= Paul Tosio =

Paul Tosio is a dual British-South African educational specialist and a psychologist qualified at the University of Oxford. He is an alumnus of New College Oxford University.

==Personal life==
Tosio is a graduate of Rhodes University and the University of Oxford. During his first three degrees at Rhodes he was awarded full academic colours and numerous scholarships. Following this, he read for an MSc in Experimental Psychology at the University of Oxford. This was his fourth degree.

Tosio now resides permanently in Cape Town, South Africa, and travels extensively to teach.

==Study skills specialist==
Tosio is the developer and director of the Easy Cheetah Study Skills Program and its predecessor The Juno Study Course. In this capacity he has trained study skills around the world with students from hundreds of educational institutions. These include prestigious high schools around the globe such as the Oprah Winfrey Leadership Academy for Girls, Hilton College (South Africa), Michaelhouse, Santa Fe Preparatory School, Herschel Girls School, Tanglin Trust School, St John's College, Johannesburg, St Paul's School, Brazil, Repton School Dubai, St. Andrew's College, Grahamstown, St. Cyprian's School, Cape Town, Dubai British School, Rondebosch Boys' High School, the International School Amsterdam, Sharjah English School, Brookhouse School among many others.

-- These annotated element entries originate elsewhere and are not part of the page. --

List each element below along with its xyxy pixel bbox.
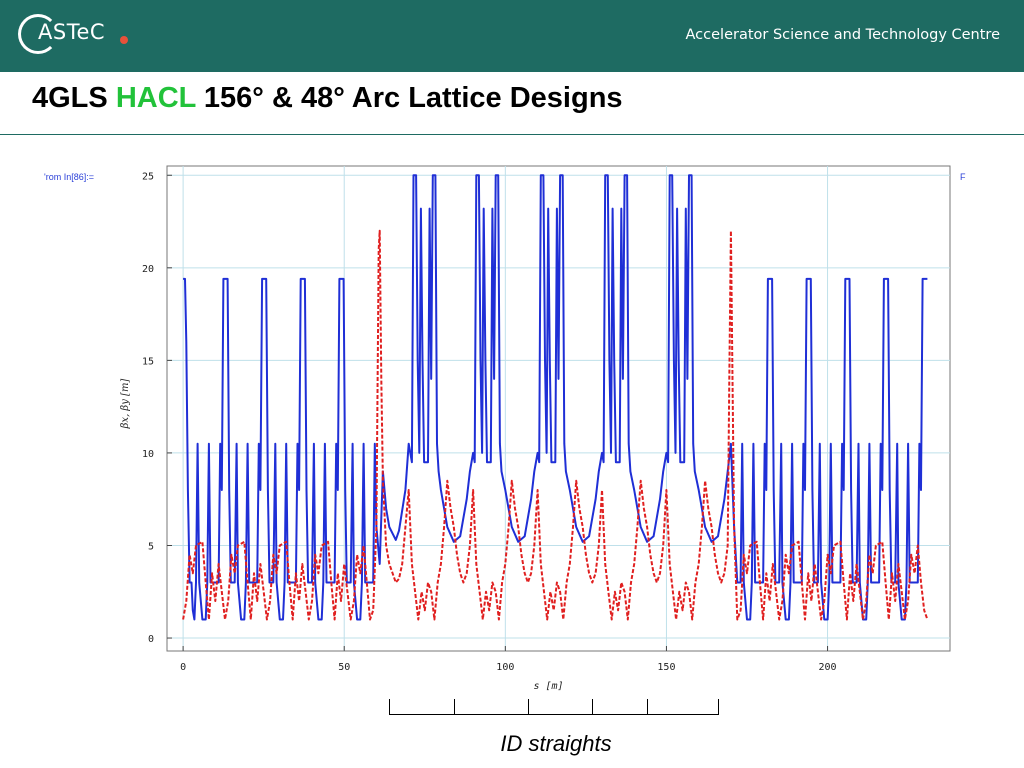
title-highlight: HACL <box>115 82 196 114</box>
x-tick-label: 100 <box>496 662 514 673</box>
x-tick-label: 50 <box>338 662 350 673</box>
bracket-tick <box>454 699 455 715</box>
logo-dot-icon <box>120 36 128 44</box>
y-tick-label: 20 <box>142 264 154 275</box>
bracket-tick <box>389 699 390 715</box>
chart-svg: 0 50 100 150 200 0 5 10 15 20 25 s [m] βx, βy [m] 'ro… <box>44 165 966 692</box>
y-tick-label: 15 <box>142 356 154 367</box>
title-prefix: 4GLS <box>32 82 116 114</box>
x-tick-label: 150 <box>657 662 675 673</box>
organization-name: Accelerator Science and Technology Centr… <box>685 27 1000 43</box>
plot-frame <box>166 165 951 652</box>
bracket-tick <box>647 699 648 715</box>
beta-function-chart: 0 50 100 150 200 0 5 10 15 20 25 s [m] βx, βy [m] 'ro… <box>0 150 1024 700</box>
id-straights-label: ID straights <box>500 731 612 756</box>
astec-logo: ASTeC <box>18 12 128 56</box>
y-axis-label: βx, βy [m] <box>120 379 131 430</box>
bracket-tick <box>718 699 719 715</box>
series-line-1 <box>182 229 929 621</box>
y-tick-label: 5 <box>148 541 154 552</box>
x-tick-label: 200 <box>819 662 837 673</box>
y-tick-label: 25 <box>142 171 154 182</box>
logo-arc-icon <box>18 14 58 54</box>
y-tick-label: 0 <box>148 634 154 645</box>
notebook-fragment-left: 'rom In[86]:= <box>44 172 94 182</box>
notebook-fragment-right: F <box>960 172 966 182</box>
x-axis-label: s [m] <box>533 681 563 692</box>
x-tick-label: 0 <box>180 662 186 673</box>
y-tick-label: 10 <box>142 449 154 460</box>
title-divider <box>0 134 1024 135</box>
slide-header: ASTeC Accelerator Science and Technology… <box>0 0 1024 72</box>
title-suffix: 156° & 48° Arc Lattice Designs <box>195 82 623 114</box>
logo-text: ASTeC <box>38 20 106 44</box>
slide-title: 4GLS HACL 156° & 48° Arc Lattice Designs <box>32 82 623 115</box>
bracket-tick <box>592 699 593 715</box>
bracket-base-line <box>389 714 718 715</box>
bracket-tick <box>528 699 529 715</box>
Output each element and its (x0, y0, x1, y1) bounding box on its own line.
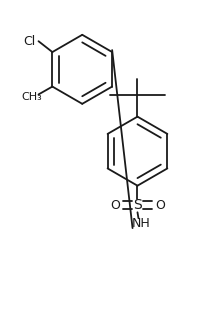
Text: Cl: Cl (23, 35, 36, 48)
Text: S: S (132, 199, 141, 213)
Text: O: O (154, 199, 164, 212)
Text: CH₃: CH₃ (21, 92, 42, 102)
Text: NH: NH (131, 217, 150, 230)
Text: O: O (109, 199, 119, 212)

Tosio developed and began teaching The Juno Study Course in December 2000. The course teaches the skills which helped him succeed academically, including visual memory, speed reading, relaxation techniques and exam strategy. The program now operates as Easy Cheetah, which now incorporates various Visible Learning techniques to enhance its effectiveness.

==Media presence==
As a study skills specialist, Tosio has frequently been featured in the media, including in regional South African papers such as Eastern Province Herald, The Randburg Sun, The Sandton Chronicle and South Africa's oldest surviving independent Newspaper the Grocott's Mail. He has contributed regularly to radio shows including Radio 702 (interviewers Jenny Crwys Williams and Eusebius McKaiser), Cape Talk (interviewers Soli Philander and Africa Melane), the BBC (interviewer Jonathan Hancock) and SAFM (interviewer Thabiso Sikwane). Through this and his publication contributions his study skills have been disseminated to millions of students around the world. Tosio has been employed by people including Raymond Ackerman and Irvin Khoza of the Orlando Pirates to train his skills.

==Theatre and Literary Work==
Tosio has worked as actor, director and playwright. As a performer, he has frequently been praised in terms of vocal aptitude and physicality. Tosio was the title character in the premiere of Tim Benjamin’s The Corley Conspiracy. He is one of the founding members of the Oxford University Playwriting and Dramaturgy Society and frequently writes in collaboration with Dr Barbara Whitfield. Their first full-length screenplay, One Small Step, was optioned by Stanley Road Productions. The two are represented by literary agency Jenny Brown Associates in Edinburgh, Scotland.